Promotional single by Dire Straits

from the album Love over Gold
- Released: 1982
- Genre: Progressive rock; art rock;
- Length: 14:18 (album version) 5:05 (single edit)
- Label: Vertigo
- Songwriter: Mark Knopfler
- Producer: Mark Knopfler

= Telegraph Road (song) =

"Telegraph Road" is a song by British rock band Dire Straits, written by Mark Knopfler. It is the opening track on the 1982 album Love over Gold.

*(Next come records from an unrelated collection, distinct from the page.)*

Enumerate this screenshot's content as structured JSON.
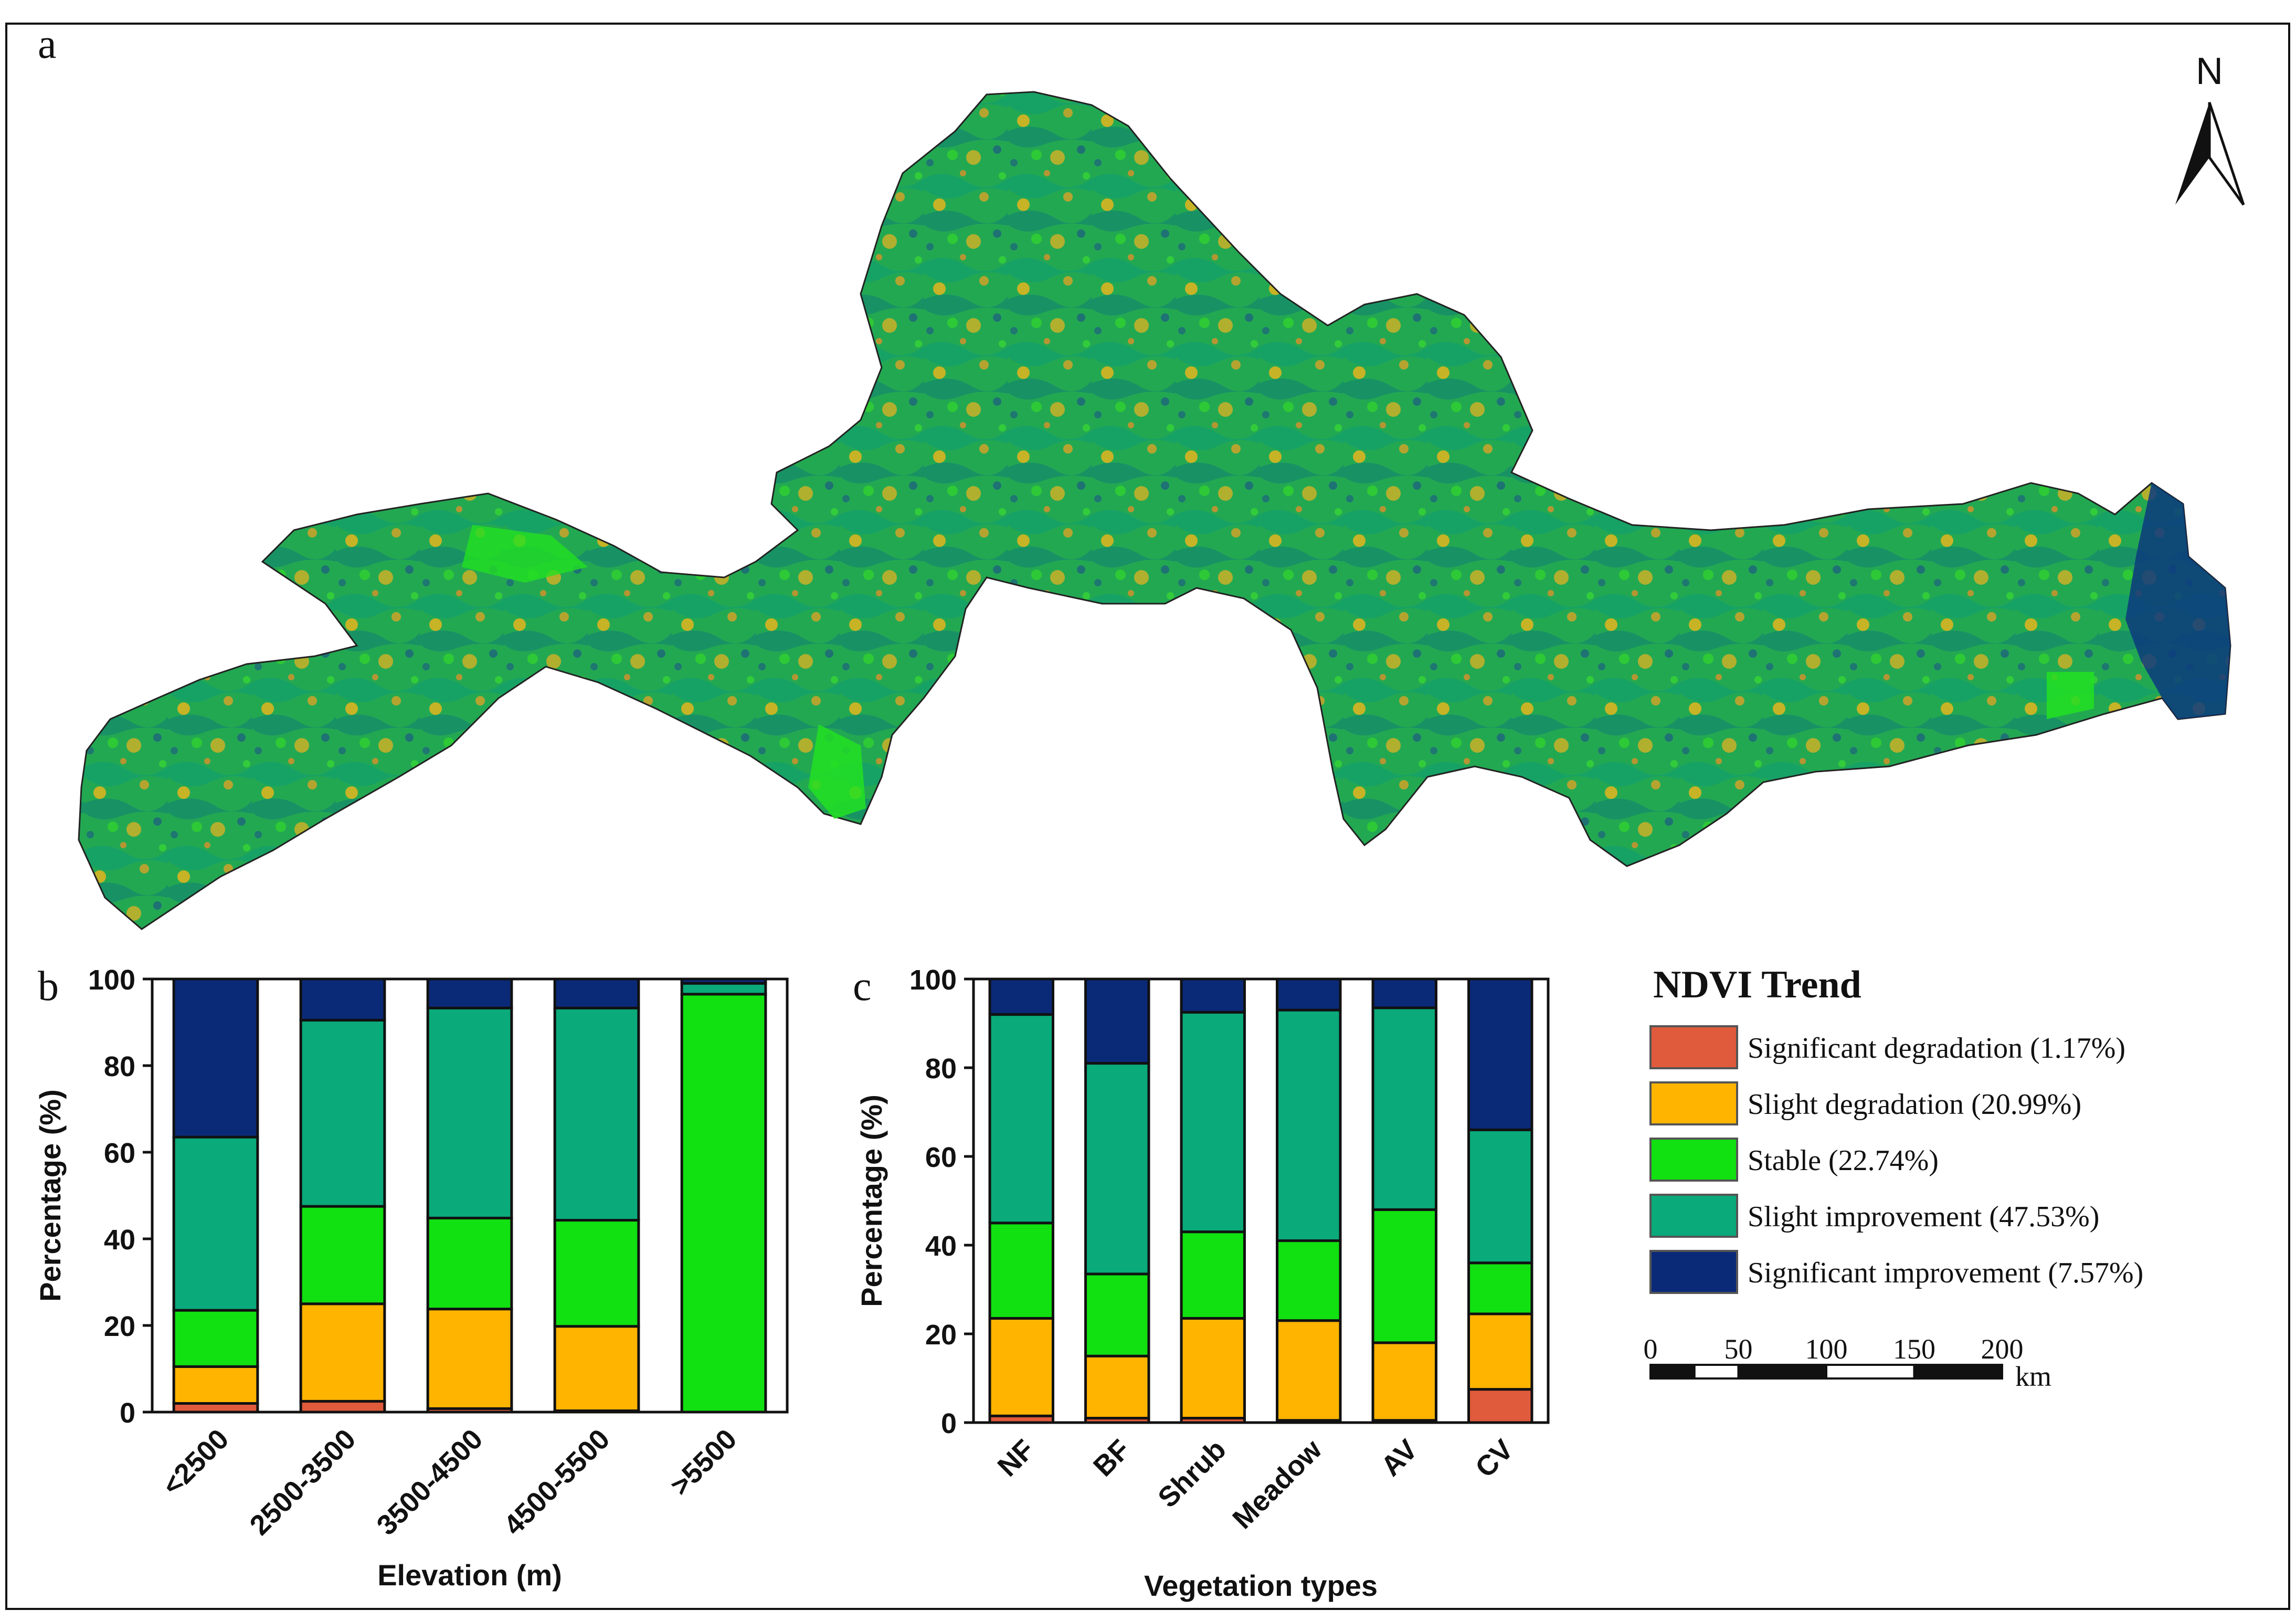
{
  "panels": {
    "a": "a",
    "b": "b",
    "c": "c"
  },
  "north_label": "N",
  "legend": {
    "title": "NDVI Trend",
    "items": [
      {
        "label": "Significant degradation (1.17%)",
        "color": "#e05a3c",
        "category": "Significant degradation",
        "percent": 1.17
      },
      {
        "label": "Slight degradation (20.99%)",
        "color": "#ffb400",
        "category": "Slight degradation",
        "percent": 20.99
      },
      {
        "label": "Stable (22.74%)",
        "color": "#11e011",
        "category": "Stable",
        "percent": 22.74
      },
      {
        "label": "Slight improvement (47.53%)",
        "color": "#0aaa7a",
        "category": "Slight improvement",
        "percent": 47.53
      },
      {
        "label": "Significant improvement (7.57%)",
        "color": "#0a2a78",
        "category": "Significant improvement",
        "percent": 7.57
      }
    ]
  },
  "scalebar": {
    "ticks": [
      "0",
      "50",
      "100",
      "150",
      "200"
    ],
    "unit": "km"
  },
  "chart_data": [
    {
      "id": "b",
      "type": "bar",
      "stacked": true,
      "title": "",
      "xlabel": "Elevation (m)",
      "ylabel": "Percentage (%)",
      "ylim": [
        0,
        100
      ],
      "yticks": [
        "0",
        "20",
        "40",
        "60",
        "80",
        "100"
      ],
      "categories": [
        "<2500",
        "2500-3500",
        "3500-4500",
        "4500-5500",
        ">5500"
      ],
      "series": [
        {
          "name": "Significant degradation",
          "values": [
            2.0,
            2.5,
            0.8,
            0.3,
            0.0
          ]
        },
        {
          "name": "Slight degradation",
          "values": [
            8.5,
            22.5,
            23.0,
            19.5,
            0.0
          ]
        },
        {
          "name": "Stable",
          "values": [
            13.0,
            22.5,
            21.0,
            24.5,
            96.5
          ]
        },
        {
          "name": "Slight improvement",
          "values": [
            40.0,
            43.0,
            48.5,
            49.0,
            2.5
          ]
        },
        {
          "name": "Significant improvement",
          "values": [
            36.5,
            9.5,
            6.7,
            6.7,
            1.0
          ]
        }
      ]
    },
    {
      "id": "c",
      "type": "bar",
      "stacked": true,
      "title": "",
      "xlabel": "Vegetation types",
      "ylabel": "Percentage (%)",
      "ylim": [
        0,
        100
      ],
      "yticks": [
        "0",
        "20",
        "40",
        "60",
        "80",
        "100"
      ],
      "categories": [
        "NF",
        "BF",
        "Shrub",
        "Meadow",
        "AV",
        "CV"
      ],
      "series": [
        {
          "name": "Significant degradation",
          "values": [
            1.5,
            1.0,
            1.0,
            0.5,
            0.5,
            7.5
          ]
        },
        {
          "name": "Slight degradation",
          "values": [
            22.0,
            14.0,
            22.5,
            22.5,
            17.5,
            17.0
          ]
        },
        {
          "name": "Stable",
          "values": [
            21.5,
            18.5,
            19.5,
            18.0,
            30.0,
            11.5
          ]
        },
        {
          "name": "Slight improvement",
          "values": [
            47.0,
            47.5,
            49.5,
            52.0,
            45.5,
            30.0
          ]
        },
        {
          "name": "Significant improvement",
          "values": [
            8.0,
            19.0,
            7.5,
            7.0,
            6.5,
            34.0
          ]
        }
      ]
    }
  ]
}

==Release and live performances==
The song was first played live at the opening concert of the band's "Making Movies" Australian tour (Perth Entertainment Centre, 22 March 1981) as the final encore. "Telegraph Road" became a staple of Dire Straits and Mark Knopfler solo tours. A slightly shorter live version of the song is included in the 1984 live album Alchemy: Dire Straits Live, and a remixed edit of that performance is included in their 1988 greatest hits album Money for Nothing. The original studio version is the opening track on the double disc version of the compilation The Best of Dire Straits & Mark Knopfler: Private Investigations. The song was cut down to 5:05 for a single release in 1983, with "Twisting By The Pool" as the B-side.

==Meaning and inspiration==
Telegraph Road is a major north-south 70 mi thoroughfare in Michigan, and Mark Knopfler was inspired to write the song while riding in the front of the tour bus, which made the journey down Telegraph Road. At the same time, Knopfler was reading the novel Growth of the Soil by the Nobel Prize winning Norwegian author Knut Hamsun and he was inspired to put the two together and write a song about the beginning of the development along Telegraph Road and the changes over the ensuing decades.

==Composition==
The song starts out with a quiet crescendo in the key of G minor that lasts almost two minutes, before the song's main theme starts. After the first verse, the main theme plays again, followed by the second verse. After a guitar solo, a short bridge slows the song down to a quiet keyboard portion similar to the intro, followed by a slow guitar solo. Next, the final two verses play with the main theme in between. The main theme is played one last time, followed by a slightly faster guitar solo lasting about five minutes and eventually fading out. "Telegraph Road" is the last song recorded with Pick Withers on drums, as he was replaced by Terry Williams.

==Reception==
In a contemporary review for Rolling Stone magazine, David Fricke praised "Telegraph Road", and he characterized as a "challenge to the average pop fan's attention span" with its "historic sweep and intimate tension". Loudersound.com ranks "Telegraph Road" 6th among Dire Straits' best songs, while Return of Rock ranks it 5th, describing it as "A fourteen-minute masterpiece worth every second of its length. …it deserves to be on the list of the best long-form songs and progressive rock songs."

==Personnel==
- Mark Knopfler – vocals, electric guitar and resonator guitar
- John Illsley – bass guitar
- Hal Lindes – electric guitar
- Alan Clark – piano, organ, synthesizers
- Pick Withers – drums

== Certifications ==

Certifications for "Telegraph Road"
| Region | Certification | Certified units/sales |
| New Zealand (RMNZ) | Gold | 15,000^{‡} |
^{‡} Sales+streaming figures based on certification alone.